Manufacturing Industry

The NDUS Foundation Supports Manufacturing

The NDUS Foundation has made it a priority to support manufacturing programs across the eleven campus system, with an emphasis on collaboration. More to follow on where best to donate…but as for some additional information on manufacturing, we have provided here findings from the Manufacturing Study Group… a key theme is the need for an integrated, state-wide approach to manufacturing education. Please read on …

Pathway for Manufacturing

…There is a tremendous need to diversify the economy within the state of North Dakota and a clearer focus on manufacturing can do that for us. We do not share in the fortunes of manufacturing to the extent that other states do across the U.S., and that is evident from the numbers outlined below. With the volatility of commodities, manufacturing would definitely help to level off some of North Dakota’s budget concerns.

North Dakota has a lot to offer manufacturing such as, low cost energy, central location within North America, and plenty of real estate available. What we lack is an overall commitment to manufacturing within the state and the development of the skill sets necessary to support manufacturing’s current needs, let alone growth into the future.
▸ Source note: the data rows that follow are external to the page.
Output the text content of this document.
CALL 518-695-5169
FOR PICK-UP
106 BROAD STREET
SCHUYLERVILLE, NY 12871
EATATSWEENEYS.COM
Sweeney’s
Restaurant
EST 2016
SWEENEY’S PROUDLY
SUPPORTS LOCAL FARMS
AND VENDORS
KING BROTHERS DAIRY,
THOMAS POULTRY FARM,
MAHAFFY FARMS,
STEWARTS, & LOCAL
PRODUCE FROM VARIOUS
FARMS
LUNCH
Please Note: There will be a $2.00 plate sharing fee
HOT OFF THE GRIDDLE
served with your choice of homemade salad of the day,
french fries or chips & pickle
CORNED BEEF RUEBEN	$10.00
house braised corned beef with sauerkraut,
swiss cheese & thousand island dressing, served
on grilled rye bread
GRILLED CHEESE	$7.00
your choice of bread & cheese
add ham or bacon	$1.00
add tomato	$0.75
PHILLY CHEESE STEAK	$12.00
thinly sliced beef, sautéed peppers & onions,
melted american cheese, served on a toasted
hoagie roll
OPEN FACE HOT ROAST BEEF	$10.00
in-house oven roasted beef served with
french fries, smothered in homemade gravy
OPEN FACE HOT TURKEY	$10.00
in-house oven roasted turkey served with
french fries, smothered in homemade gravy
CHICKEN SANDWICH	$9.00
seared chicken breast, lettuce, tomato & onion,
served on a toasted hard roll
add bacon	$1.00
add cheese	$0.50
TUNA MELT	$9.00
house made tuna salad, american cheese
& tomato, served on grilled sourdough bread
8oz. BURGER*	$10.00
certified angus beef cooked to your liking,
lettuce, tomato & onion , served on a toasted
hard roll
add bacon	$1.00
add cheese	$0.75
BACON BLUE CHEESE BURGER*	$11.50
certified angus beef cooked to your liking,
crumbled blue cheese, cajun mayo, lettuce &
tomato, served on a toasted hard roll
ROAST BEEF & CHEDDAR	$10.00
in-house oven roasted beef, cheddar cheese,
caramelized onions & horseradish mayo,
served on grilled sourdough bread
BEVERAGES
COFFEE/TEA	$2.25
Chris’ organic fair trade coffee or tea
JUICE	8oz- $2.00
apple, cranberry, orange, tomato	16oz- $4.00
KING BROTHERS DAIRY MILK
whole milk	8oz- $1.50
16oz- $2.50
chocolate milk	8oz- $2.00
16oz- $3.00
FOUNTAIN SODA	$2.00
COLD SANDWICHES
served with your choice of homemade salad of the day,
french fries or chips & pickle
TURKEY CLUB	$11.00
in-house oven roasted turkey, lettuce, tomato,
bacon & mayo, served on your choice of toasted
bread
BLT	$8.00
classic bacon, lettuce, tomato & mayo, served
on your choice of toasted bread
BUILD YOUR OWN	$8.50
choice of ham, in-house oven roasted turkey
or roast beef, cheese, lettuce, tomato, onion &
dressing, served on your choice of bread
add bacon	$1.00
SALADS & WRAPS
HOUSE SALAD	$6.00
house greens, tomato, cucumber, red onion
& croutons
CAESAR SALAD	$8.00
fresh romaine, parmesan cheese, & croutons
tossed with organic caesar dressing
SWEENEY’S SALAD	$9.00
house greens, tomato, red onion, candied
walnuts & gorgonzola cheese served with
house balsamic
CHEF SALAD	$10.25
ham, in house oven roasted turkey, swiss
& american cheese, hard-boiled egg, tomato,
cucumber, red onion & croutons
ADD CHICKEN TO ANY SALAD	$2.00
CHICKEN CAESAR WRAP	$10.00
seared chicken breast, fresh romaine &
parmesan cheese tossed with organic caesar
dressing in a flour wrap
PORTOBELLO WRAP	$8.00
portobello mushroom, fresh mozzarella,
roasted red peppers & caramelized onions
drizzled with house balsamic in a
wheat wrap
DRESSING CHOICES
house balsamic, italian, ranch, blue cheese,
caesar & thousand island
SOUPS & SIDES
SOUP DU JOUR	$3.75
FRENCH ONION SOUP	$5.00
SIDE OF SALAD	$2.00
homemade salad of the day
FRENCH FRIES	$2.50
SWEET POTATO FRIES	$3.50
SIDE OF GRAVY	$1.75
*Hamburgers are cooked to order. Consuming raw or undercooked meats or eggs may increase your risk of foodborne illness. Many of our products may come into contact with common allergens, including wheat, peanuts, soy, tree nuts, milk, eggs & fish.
The North Dakota State Board of Higher Education can help diversify the state’s economy by creating curriculums and pathways that are focused on career opportunities in manufacturing within North Dakota. Building a strong manufacturing sector requires a cohesive workforce development strategy involving public and private interests to build a pipeline of skilled workers. State education policies will play a more significant role in enabling students to acquire work-ready skills.

Manufacturing’s Impact
Here are a quick few facts concerning manufacturing in the United States as compared to North Dakota.
Manufacturing in the U.S.

  • The manufacturing sector comprises establishments engaged in the mechanical, physical, or chemical transformation of materials, substances, or components into new products.
  • Facts about manufacturing in the United States/Nationwide data:
    • $2.17 trillion of value produced every year or 12% of Gross Domestic Product
    • 9% of workforce

North Dakota

  • $3.7 billion or 5.8% of ND GDP
  • Supports 26,000 jobs in ND
    • 5.6% of states workforce

It should be pointed out that during this latest oil slump, the state of Texas is doing very well. Alaska, Wyoming, and North Dakota are not. Why is that? Simply because of the diversity of its economy. Manufacturing has helped Texas level off the swings in their economy related to commodity markets.

Pathways & Curriculum

We need to develop an initiative at the state level for high schools, technical colleges, and our university systems where they are aligned and partnered with local industries in order to bring relevant classes to their institutions, while also bringing the students into the workplace to gain on-the-job experiences, such as apprenticeship programs. This has positive benefits for the companies because they are able to ensure a steady stream of qualified workers. At the same time, it benefits schools, which are able to provide hands-on learning experiences and ensure students who come to their institutions will be able to get high-quality work experience and provide opportunities to reduce students’ debt burdens. Upon completion of courses, students will have an opportunity to continue their education or start on their desired career path. We need to offer our highs school students the opportunity to earn college credit while completing courses toward their high school diplomas. This gives students an advantage to place out of courses they’ve already passed while in high school. We need a clearly defined articulation agreement across the state.

We need to help students better understand how their education is integrated into future career options and what skills and credentials they need to pursue careers in manufacturing and other trades.

We must ensure that all of our state institutions are aligned, one is no more important than the other, they act as a team, with little or no internal focus. Their focus must be for the state and not for themselves. There must be a clear pathway and progression from K through 12, to a technical school and through a 4 year program. They are aligned and no credits from one institution should be lost in another. It must utilize and implement dual credit and certification opportunities where possible.

Our institutions must pool their resources, as within business they must be lean and competitive. There is not an unlimited source of funding, thus we need to ensure that the funding is directed to the areas of greatest needs within our state.

What do we believe the focus of such programs should be? First and foremost, interpersonal skills. We have lost the ability to effectively communicate in this data driven age. The ability to work and deal with people in a team environment is so very important. We need critical thinkers able to solve complex or simple problems quickly. We need to prepare people to be Managers and Supervisors within organizations. We need to keep our students in the forefront of the technological advances that are happening across manufacturing. We need to make sure that this education is again focused on the real world environment. We see Associate degrees such as a “Certified Production Technician” and Bachelor of Science in Manufacturing Management. Education also needs to ensure that it understands from all industry and business within the state the credentials necessary for an individual to succeed within the positions that are available within our state.

Digitization Or Industry 4.0 is transforming how manufacturers need to think about human capital management. The workforce will need greater digital literacy and to have high-tech and collaboration skills. It will also need to be able to work cross functionally as well as with increasingly intelligent machines to bring higher levels of efficiency and productivity to the enterprise. Over the next five to 10 years, the analytic discipline applied to production will evolve and mature. In parallel, production environments will change with the addition of technologies such as 3D printing, collaborative robots, automated guided vehicles, and other advances.